Behavior patterns and test series

In order to better understand how plants react when they are under stress, the leaves in the cuvettes are fed pyruvate. Pyruvate is in the C3 group – meaning it is made up of three carbon atoms and is also present in the plant as a metabolite, for example, while breaking down a C6 sugar molecule. The effect is magnified through the use of highly marked pyruvate – a form with as many heavy carbon isotopes as possible.

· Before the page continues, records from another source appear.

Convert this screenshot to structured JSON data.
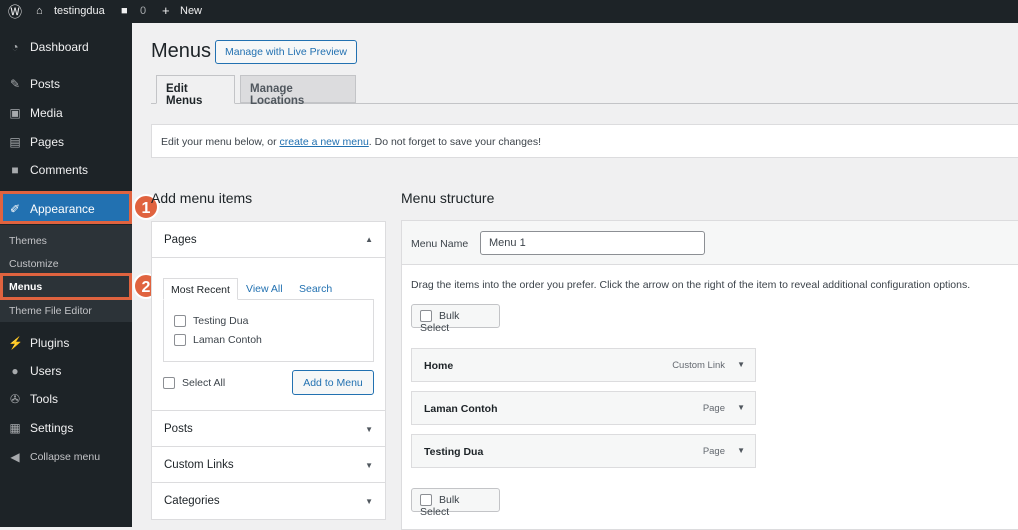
{
  "topbar": {
    "site": "testingdua",
    "comments": "0",
    "new": "New"
  },
  "sidebar": {
    "items": [
      "Dashboard",
      "Posts",
      "Media",
      "Pages",
      "Comments",
      "Appearance",
      "Plugins",
      "Users",
      "Tools",
      "Settings",
      "Collapse menu"
    ],
    "submenu": [
      "Themes",
      "Customize",
      "Menus",
      "Theme File Editor"
    ]
  },
  "annotations": [
    "1",
    "2"
  ],
  "page": {
    "title": "Menus",
    "live_preview": "Manage with Live Preview",
    "tabs": [
      "Edit Menus",
      "Manage Locations"
    ],
    "notice_pre": "Edit your menu below, or ",
    "notice_link": "create a new menu",
    "notice_post": ". Do not forget to save your changes!"
  },
  "add_items": {
    "heading": "Add menu items",
    "pages": "Pages",
    "tabs": [
      "Most Recent",
      "View All",
      "Search"
    ],
    "pages_list": [
      "Testing Dua",
      "Laman Contoh"
    ],
    "select_all": "Select All",
    "add_button": "Add to Menu",
    "sections": [
      "Posts",
      "Custom Links",
      "Categories"
    ]
  },
  "structure": {
    "heading": "Menu structure",
    "name_label": "Menu Name",
    "name_value": "Menu 1",
    "instructions": "Drag the items into the order you prefer. Click the arrow on the right of the item to reveal additional configuration options.",
    "bulk_select": "Bulk Select",
    "items": [
      {
        "label": "Home",
        "type": "Custom Link"
      },
      {
        "label": "Laman Contoh",
        "type": "Page"
      },
      {
        "label": "Testing Dua",
        "type": "Page"
      }
    ]
  },
  "colors": {
    "accent": "#2271b1",
    "annotation": "#e0633f",
    "sidebar": "#1d2327"
  }
}
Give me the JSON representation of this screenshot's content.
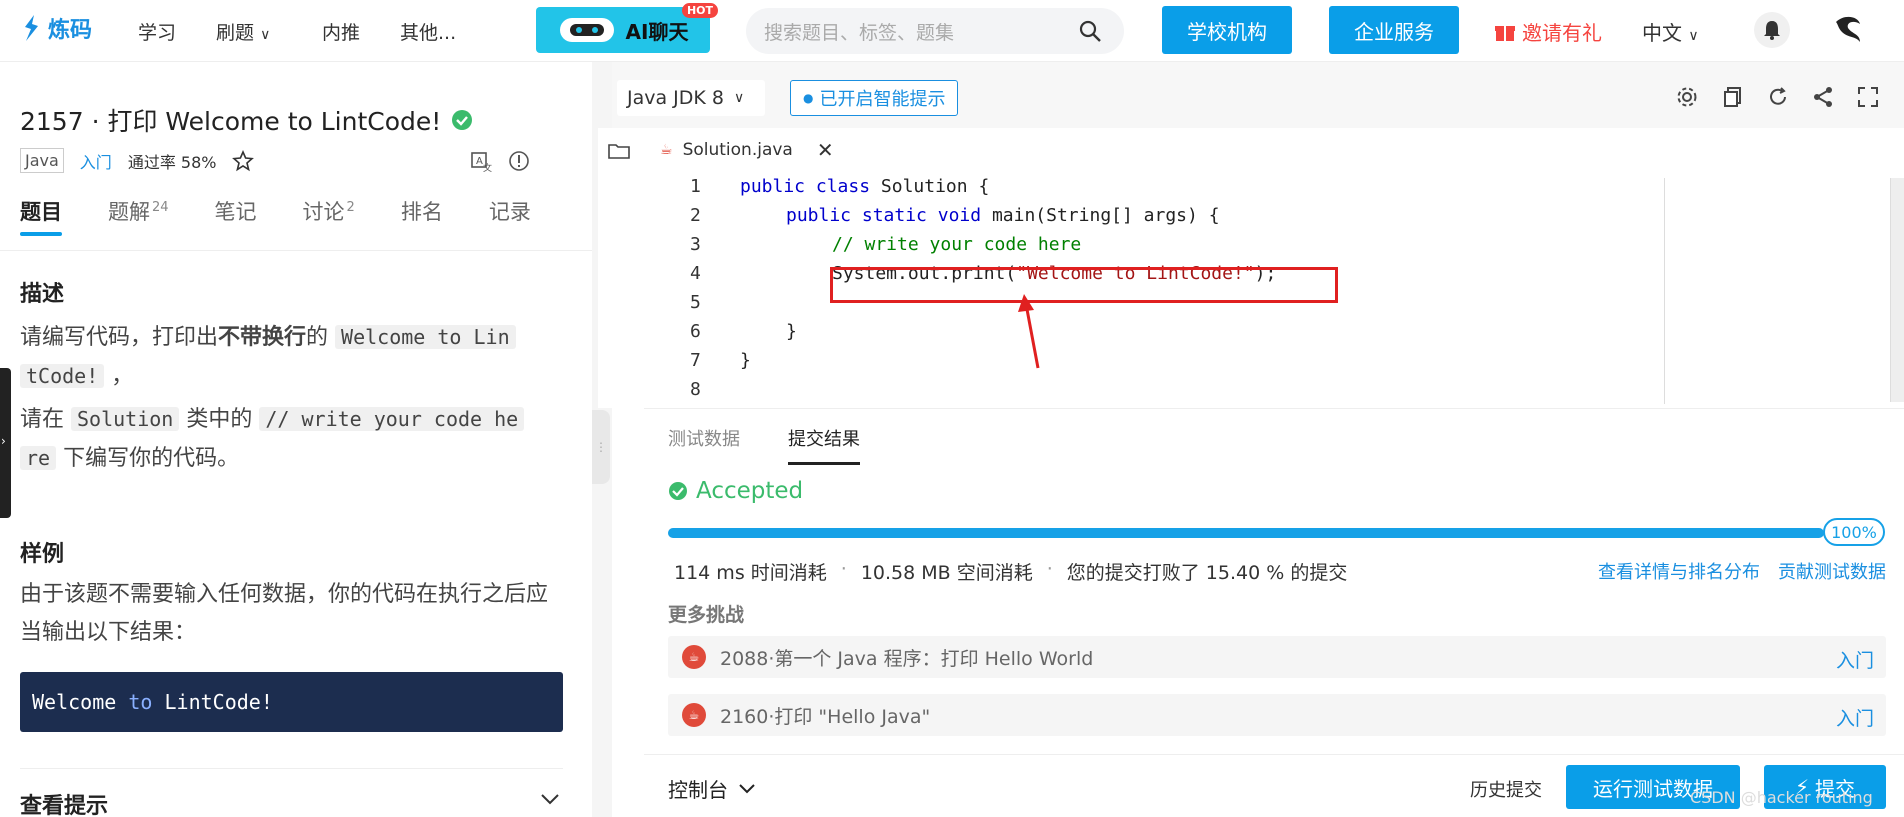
{
  "topbar": {
    "logo_text": "炼码",
    "nav": [
      "学习",
      "刷题",
      "内推",
      "其他..."
    ],
    "ai_chat": "AI聊天",
    "hot_badge": "HOT",
    "search_placeholder": "搜索题目、标签、题集",
    "school_btn": "学校机构",
    "enterprise_btn": "企业服务",
    "invite": "邀请有礼",
    "lang": "中文",
    "accent": "#0a9ee8"
  },
  "problem": {
    "title": "2157 · 打印 Welcome to LintCode!",
    "lang_tag": "Java",
    "level": "入门",
    "pass_rate": "通过率 58%",
    "tabs": [
      {
        "label": "题目",
        "count": ""
      },
      {
        "label": "题解",
        "count": "24"
      },
      {
        "label": "笔记",
        "count": ""
      },
      {
        "label": "讨论",
        "count": "2"
      },
      {
        "label": "排名",
        "count": ""
      },
      {
        "label": "记录",
        "count": ""
      }
    ],
    "desc_heading": "描述",
    "desc_p1_a": "请编写代码，打印出",
    "desc_p1_b": "不带换行",
    "desc_p1_c": "的",
    "desc_p1_code_a": "Welcome to Lin",
    "desc_p1_code_b": "tCode!",
    "desc_p1_d": "，",
    "desc_p2_a": "请在",
    "desc_p2_code1": "Solution",
    "desc_p2_b": "类中的",
    "desc_p2_code2_a": "// write your code he",
    "desc_p2_code2_b": "re",
    "desc_p2_c": "下编写你的代码。",
    "sample_heading": "样例",
    "sample_text": "由于该题不需要输入任何数据，你的代码在执行之后应当输出以下结果：",
    "sample_w1": "Welcome",
    "sample_w2": "to",
    "sample_w3": "LintCode!",
    "hint_heading": "查看提示"
  },
  "editor": {
    "jdk": "Java JDK 8",
    "ai_hint": "已开启智能提示",
    "file_name": "Solution.java",
    "lines": [
      "1",
      "2",
      "3",
      "4",
      "5",
      "6",
      "7",
      "8"
    ],
    "code": {
      "l1_kw1": "public",
      "l1_kw2": "class",
      "l1_rest": "Solution {",
      "l2_kw1": "public",
      "l2_kw2": "static",
      "l2_kw3": "void",
      "l2_rest": "main(String[] args) {",
      "l3": "// write your code here",
      "l4_a": "System.out.print(",
      "l4_str": "\"Welcome to LintCode!\"",
      "l4_b": ");",
      "l6": "}",
      "l7": "}"
    }
  },
  "result": {
    "tabs": [
      "测试数据",
      "提交结果"
    ],
    "status": "Accepted",
    "progress": 100,
    "progress_label": "100%",
    "time": "114 ms 时间消耗",
    "memory": "10.58 MB 空间消耗",
    "beat": "您的提交打败了 15.40 % 的提交",
    "link_details": "查看详情与排名分布",
    "link_testdata": "贡献测试数据",
    "more_heading": "更多挑战",
    "challenges": [
      {
        "title": "2088·第一个 Java 程序：打印 Hello World",
        "level": "入门"
      },
      {
        "title": "2160·打印 \"Hello Java\"",
        "level": "入门"
      }
    ]
  },
  "bottom": {
    "console": "控制台",
    "history": "历史提交",
    "run": "运行测试数据",
    "submit": "提交",
    "watermark": "CSDN @hacker routing"
  }
}
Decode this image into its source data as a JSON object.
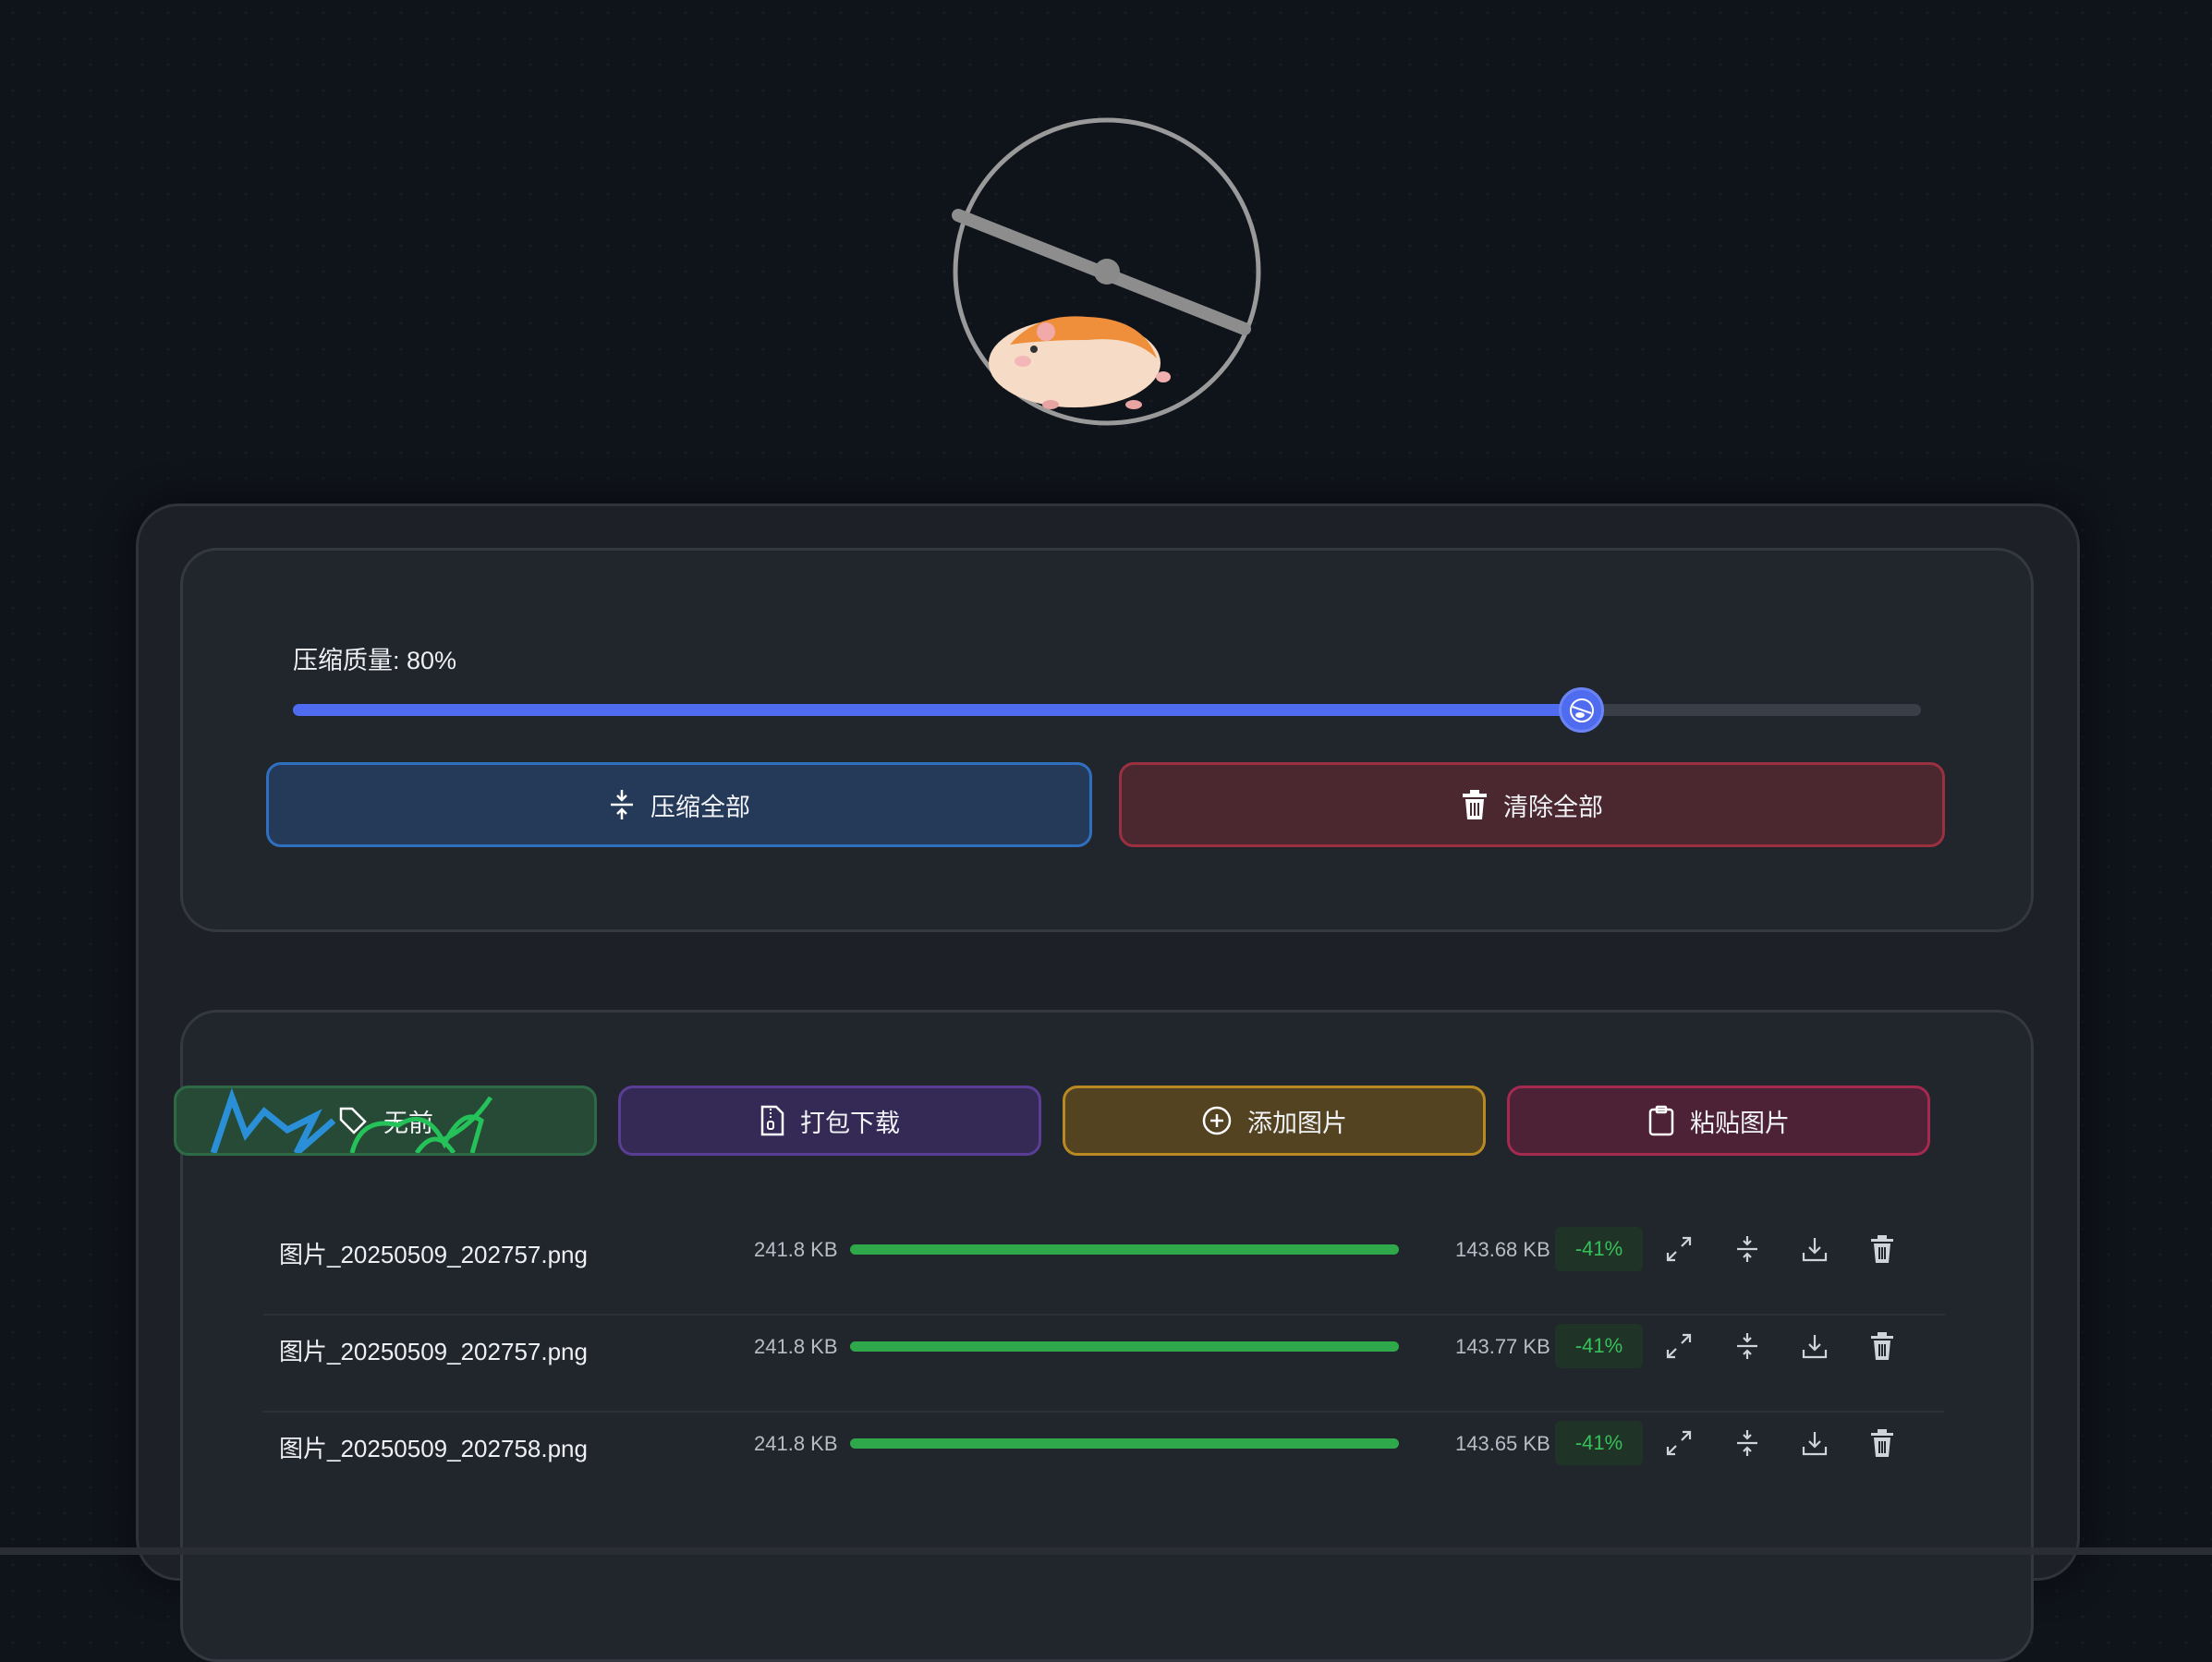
{
  "logo": {
    "name": "hamster-wheel-logo"
  },
  "settings": {
    "quality_label": "压缩质量: 80%",
    "quality_value": 0.8,
    "compress_all_label": "压缩全部",
    "clear_all_label": "清除全部"
  },
  "actions": {
    "compare_label": "无前",
    "zip_download_label": "打包下载",
    "add_image_label": "添加图片",
    "paste_image_label": "粘贴图片"
  },
  "files": [
    {
      "name": "图片_20250509_202757.png",
      "original_size": "241.8 KB",
      "progress": 1.0,
      "compressed_size": "143.68 KB",
      "reduction": "-41%"
    },
    {
      "name": "图片_20250509_202757.png",
      "original_size": "241.8 KB",
      "progress": 1.0,
      "compressed_size": "143.77 KB",
      "reduction": "-41%"
    },
    {
      "name": "图片_20250509_202758.png",
      "original_size": "241.8 KB",
      "progress": 1.0,
      "compressed_size": "143.65 KB",
      "reduction": "-41%"
    }
  ],
  "row_icons": [
    "expand-icon",
    "compress-icon",
    "download-icon",
    "trash-icon"
  ],
  "colors": {
    "accent": "#4f6cf0",
    "success": "#2ea84a",
    "danger": "#9b3040"
  }
}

The exciting thing is what happens then. How does the plant incorporate the pyruvate into its metabolism? How does it break down molecules and where does it put the carbon that's been split off? Does it stay in the plant, or is the pyruvate emitted? If it remains in the plant, then how many of the three carbon atoms separate off and are emitted into the air as VOCs? Werner and her team have been following metabolic pathways of plants and have observed clear behavior patterns. Test series are still underway in the cuvettes. But Werner has big plans. Under the auspices of her ERC, she wants to travel to Arizona in the US. This is where Biosphere 2 is located. The domed structure houses a closed, 1.6 hectare ecosystem. That’s where Werner wants to explore how plants interact with the atmosphere. In just over a year, she should be ready to go.